Yeah some people do the swap of a sim card from a working phone.

BUT in the USA,  getting a new sim card is not a big deal,  sim cards can be bought online, or from discount stores, Dollar Stores, Big Box stores.
 ( No we do Not (yet) need government I.D. to get a sim card )

Basic service can be purchased for as little as $5 USD per month,  service with data starting at $15-20 USD per month.
 
While some of the main carriers are stricter, 
  Most of the resellers (MVNO's) are fairly Painless and easy to set-up and use,   via "Online" or "On-phone"
Sounds like a different world.
Over here we need a government ID, they can only be purchased at ISP providers, and on top of that they cost at least 5000 yen a month, around 3000 yen for the barest minimum.
Big carriers like Softbank need to know your IMEI number before they even send you a SIM card, and lock you into that specific IMEI.
But Rakuten Mobile doesn't need a fixed IMEI, and can be used on any device you want.

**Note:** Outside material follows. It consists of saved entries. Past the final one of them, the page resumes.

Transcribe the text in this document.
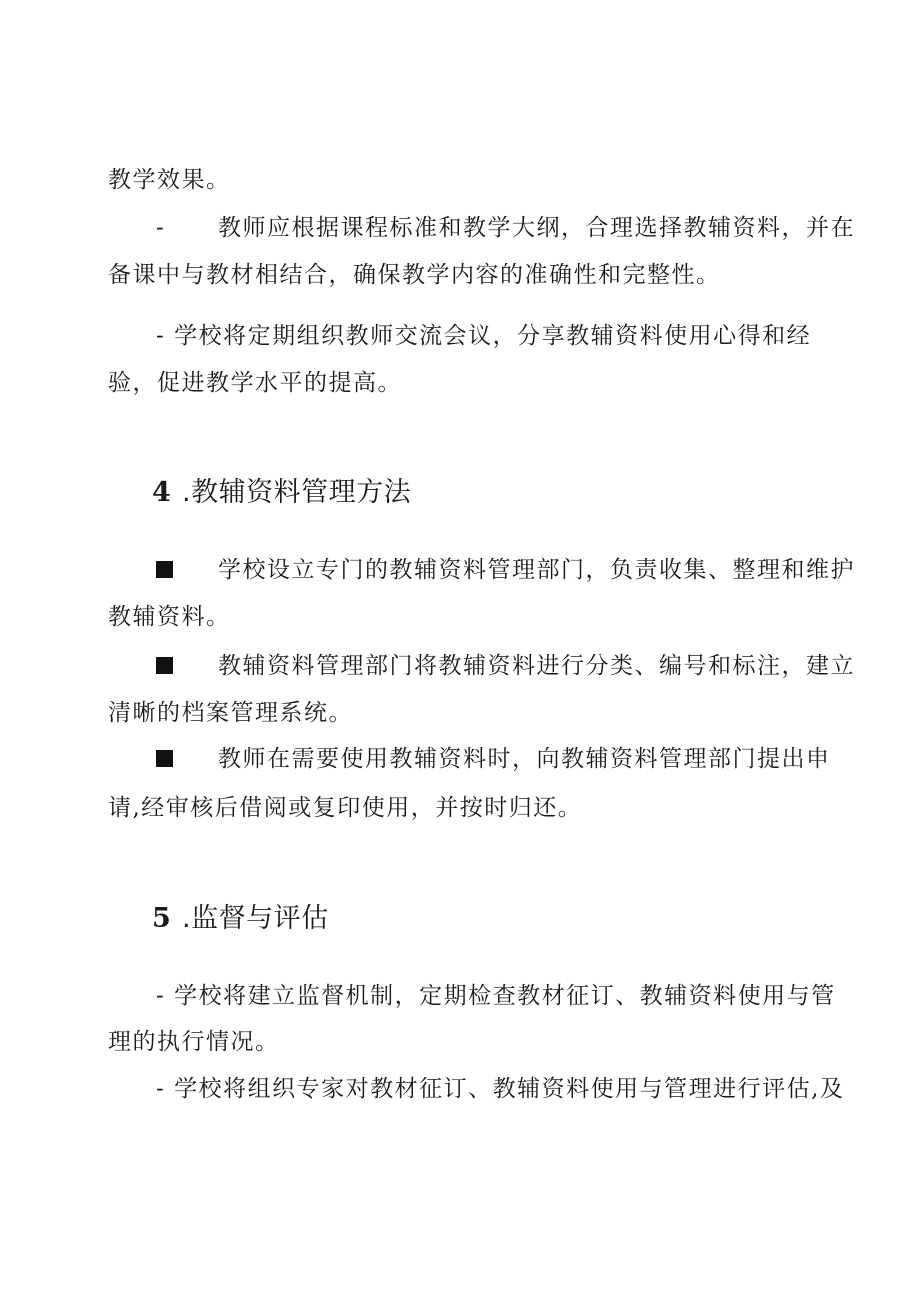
教学效果。
- 教师应根据课程标准和教学大纲，合理选择教辅资料，并在
备课中与教材相结合，确保教学内容的准确性和完整性。
- 学校将定期组织教师交流会议，分享教辅资料使用心得和经
验，促进教学水平的提高。
4 .教辅资料管理方法
学校设立专门的教辅资料管理部门，负责收集、整理和维护
教辅资料。
教辅资料管理部门将教辅资料进行分类、编号和标注，建立
清晰的档案管理系统。
教师在需要使用教辅资料时，向教辅资料管理部门提出申
请,经审核后借阅或复印使用，并按时归还。
5 .监督与评估
- 学校将建立监督机制，定期检查教材征订、教辅资料使用与管
理的执行情况。
- 学校将组织专家对教材征订、教辅资料使用与管理进行评估,及
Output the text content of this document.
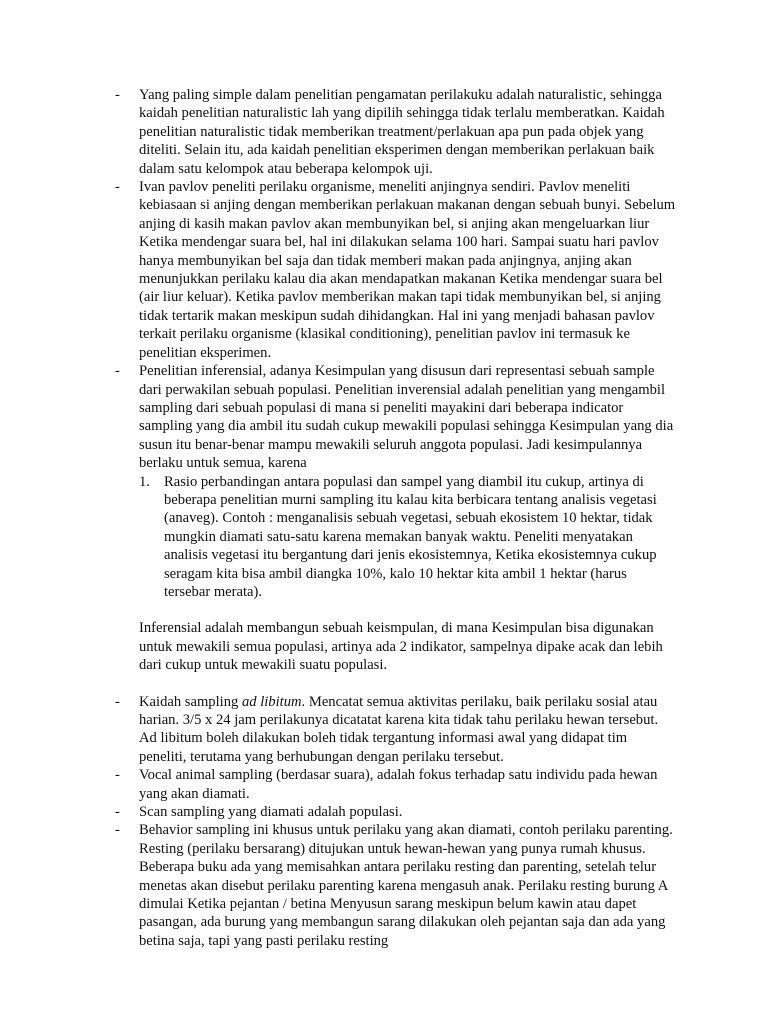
-	Yang paling simple dalam penelitian pengamatan perilakuku adalah naturalistic, sehingga kaidah penelitian naturalistic lah yang dipilih sehingga tidak terlalu memberatkan. Kaidah penelitian naturalistic tidak memberikan treatment/perlakuan apa pun pada objek yang diteliti. Selain itu, ada kaidah penelitian eksperimen dengan memberikan perlakuan baik dalam satu kelompok atau beberapa kelompok uji.

-	Ivan pavlov peneliti perilaku organisme, meneliti anjingnya sendiri. Pavlov meneliti kebiasaan si anjing dengan memberikan perlakuan makanan dengan sebuah bunyi. Sebelum anjing di kasih makan pavlov akan membunyikan bel, si anjing akan mengeluarkan liur Ketika mendengar suara bel, hal ini dilakukan selama 100 hari. Sampai suatu hari pavlov hanya membunyikan bel saja dan tidak memberi makan pada anjingnya, anjing akan menunjukkan perilaku kalau dia akan mendapatkan makanan Ketika mendengar suara bel (air liur keluar). Ketika pavlov memberikan makan tapi tidak membunyikan bel, si anjing tidak tertarik makan meskipun sudah dihidangkan. Hal ini yang menjadi bahasan pavlov terkait perilaku organisme (klasikal conditioning), penelitian pavlov ini termasuk ke penelitian eksperimen.

-	Penelitian inferensial, adanya Kesimpulan yang disusun dari representasi sebuah sample dari perwakilan sebuah populasi. Penelitian inverensial adalah penelitian yang mengambil sampling dari sebuah populasi di mana si peneliti mayakini dari beberapa indicator sampling yang dia ambil itu sudah cukup mewakili populasi sehingga Kesimpulan yang dia susun itu benar-benar mampu mewakili seluruh anggota populasi. Jadi kesimpulannya berlaku untuk semua, karena

1. Rasio perbandingan antara populasi dan sampel yang diambil itu cukup, artinya di beberapa penelitian murni sampling itu kalau kita berbicara tentang analisis vegetasi (anaveg). Contoh : menganalisis sebuah vegetasi, sebuah ekosistem 10 hektar, tidak mungkin diamati satu-satu karena memakan banyak waktu. Peneliti menyatakan analisis vegetasi itu bergantung dari jenis ekosistemnya, Ketika ekosistemnya cukup seragam kita bisa ambil diangka 10%, kalo 10 hektar kita ambil 1 hektar (harus tersebar merata).

Inferensial adalah membangun sebuah keismpulan, di mana Kesimpulan bisa digunakan untuk mewakili semua populasi, artinya ada 2 indikator, sampelnya dipake acak dan lebih dari cukup untuk mewakili suatu populasi.

-	Kaidah sampling ad libitum. Mencatat semua aktivitas perilaku, baik perilaku sosial atau harian. 3/5 x 24 jam perilakunya dicatatat karena kita tidak tahu perilaku hewan tersebut. Ad libitum boleh dilakukan boleh tidak tergantung informasi awal yang didapat tim peneliti, terutama yang berhubungan dengan perilaku tersebut.

-	Vocal animal sampling (berdasar suara), adalah fokus terhadap satu individu pada hewan yang akan diamati.

-	Scan sampling yang diamati adalah populasi.

-	Behavior sampling ini khusus untuk perilaku yang akan diamati, contoh perilaku parenting. Resting (perilaku bersarang) ditujukan untuk hewan-hewan yang punya rumah khusus. Beberapa buku ada yang memisahkan antara perilaku resting dan parenting, setelah telur menetas akan disebut perilaku parenting karena mengasuh anak. Perilaku resting burung A dimulai Ketika pejantan / betina Menyusun sarang meskipun belum kawin atau dapet pasangan, ada burung yang membangun sarang dilakukan oleh pejantan saja dan ada yang betina saja, tapi yang pasti perilaku resting
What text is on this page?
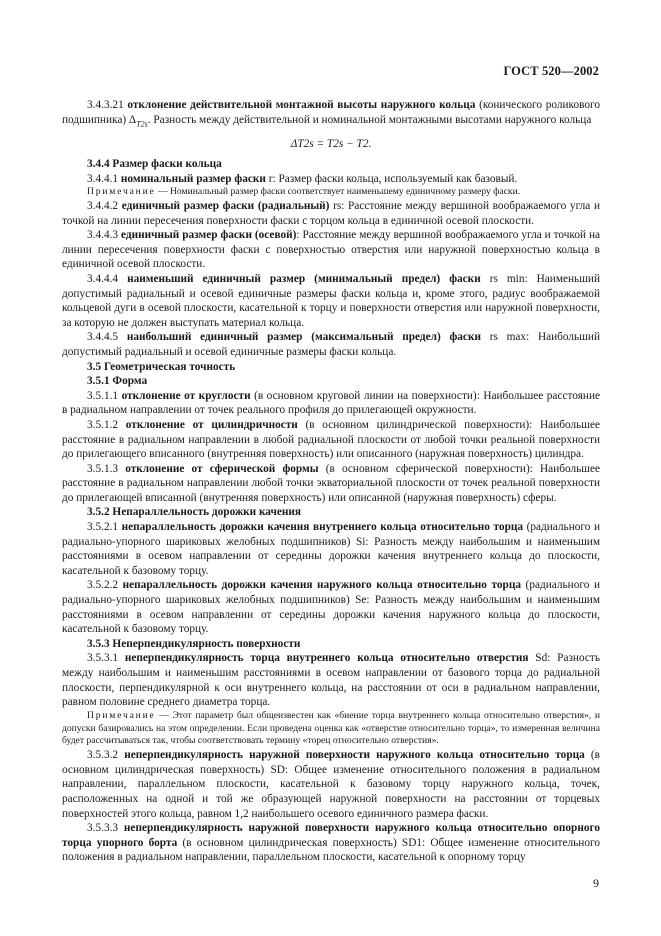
ГОСТ 520—2002

3.4.3.21 отклонение действительной монтажной высоты наружного кольца (конического роликового подшипника) $\Delta_{T2s}$. Разность между действительной и номинальной монтажными высотами наружного кольца

ΔT2s = T2s − T2.

3.4.4 Размер фаски кольца

3.4.4.1 номинальный размер фаски r: Размер фаски кольца, используемый как базовый.

Примечание — Номинальный размер фаски соответствует наименьшему единичному размеру фаски.

3.4.4.2 единичный размер фаски (радиальный) rs: Расстояние между вершиной воображаемого угла и точкой на линии пересечения поверхности фаски с торцом кольца в единичной осевой плоскости.

3.4.4.3 единичный размер фаски (осевой): Расстояние между вершиной воображаемого угла и точкой на линии пересечения поверхности фаски с поверхностью отверстия или наружной поверхностью кольца в единичной осевой плоскости.

3.4.4.4 наименьший единичный размер (минимальный предел) фаски rs min: Наименьший допустимый радиальный и осевой единичные размеры фаски кольца и, кроме этого, радиус воображаемой кольцевой дуги в осевой плоскости, касательной к торцу и поверхности отверстия или наружной поверхности, за которую не должен выступать материал кольца.

3.4.4.5 наибольший единичный размер (максимальный предел) фаски rs max: Наибольший допустимый радиальный и осевой единичные размеры фаски кольца.

3.5 Геометрическая точность

3.5.1 Форма

3.5.1.1 отклонение от круглости (в основном круговой линии на поверхности): Наибольшее расстояние в радиальном направлении от точек реального профиля до прилегающей окружности.

3.5.1.2 отклонение от цилиндричности (в основном цилиндрической поверхности): Наибольшее расстояние в радиальном направлении в любой радиальной плоскости от любой точки реальной поверхности до прилегающего вписанного (внутренняя поверхность) или описанного (наружная поверхность) цилиндра.

3.5.1.3 отклонение от сферической формы (в основном сферической поверхности): Наибольшее расстояние в радиальном направлении любой точки экваториальной плоскости от точек реальной поверхности до прилегающей вписанной (внутренняя поверхность) или описанной (наружная поверхность) сферы.

3.5.2 Непараллельность дорожки качения

3.5.2.1 непараллельность дорожки качения внутреннего кольца относительно торца (радиального и радиально-упорного шариковых желобных подшипников) Si: Разность между наибольшим и наименьшим расстояниями в осевом направлении от середины дорожки качения внутреннего кольца до плоскости, касательной к базовому торцу.

3.5.2.2 непараллельность дорожки качения наружного кольца относительно торца (радиального и радиально-упорного шариковых желобных подшипников) Se: Разность между наибольшим и наименьшим расстояниями в осевом направлении от середины дорожки качения наружного кольца до плоскости, касательной к базовому торцу.

3.5.3 Неперпендикулярность поверхности

3.5.3.1 неперпендикулярность торца внутреннего кольца относительно отверстия Sd: Разность между наибольшим и наименьшим расстояниями в осевом направлении от базового торца до радиальной плоскости, перпендикулярной к оси внутреннего кольца, на расстоянии от оси в радиальном направлении, равном половине среднего диаметра торца.

Примечание — Этот параметр был общеизвестен как «биение торца внутреннего кольца относительно отверстия», и допуски базировались на этом определении. Если проведена оценка как «отверстие относительно торца», то измеренная величина будет рассчитываться так, чтобы соответствовать термину «торец относительно отверстия».

3.5.3.2 неперпендикулярность наружной поверхности наружного кольца относительно торца (в основном цилиндрическая поверхность) SD: Общее изменение относительного положения в радиальном направлении, параллельном плоскости, касательной к базовому торцу наружного кольца, точек, расположенных на одной и той же образующей наружной поверхности на расстоянии от торцевых поверхностей этого кольца, равном 1,2 наибольшего осевого единичного размера фаски.

3.5.3.3 неперпендикулярность наружной поверхности наружного кольца относительно опорного торца упорного борта (в основном цилиндрическая поверхность) SD1: Общее изменение относительного положения в радиальном направлении, параллельном плоскости, касательной к опорному торцу

9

There are things like rental SIM cards or data only SIM cards that don't require an ID, but they are generally meant for foreign travelers and other types of tourists, and never come with a real phone number, so they are purely data only.
#8
(11-30-2020, 10:13 PM)ryo Wrote: Due to government regulation (not "covid"/common cold, restrictions never had to do with that), it has become very hard to get myself a second SIM card

And here we are, almost in 2021.
I thought progress was freedom to the people.. but oh well, I guess control and regulation is a lucrative business for the right connected people.
#9
I keep my sim in my pine if it wasn't for the lag and battery life this phone would perfect. I'm free from shitty non user updateable phone OS. This phone has all the power of raspberry pi in a phone format and I have the whole repos of software and is far far more trustworthy play store or as bounded down as the IOS app store
owo notices your distro.
#10
I can't swap SIMs because my flip phone uses a standard-size SIM versus the Pinephone's micro-SIM. So I'm using a Tracfone 30-day pre-paid smartphone plan for experimentation.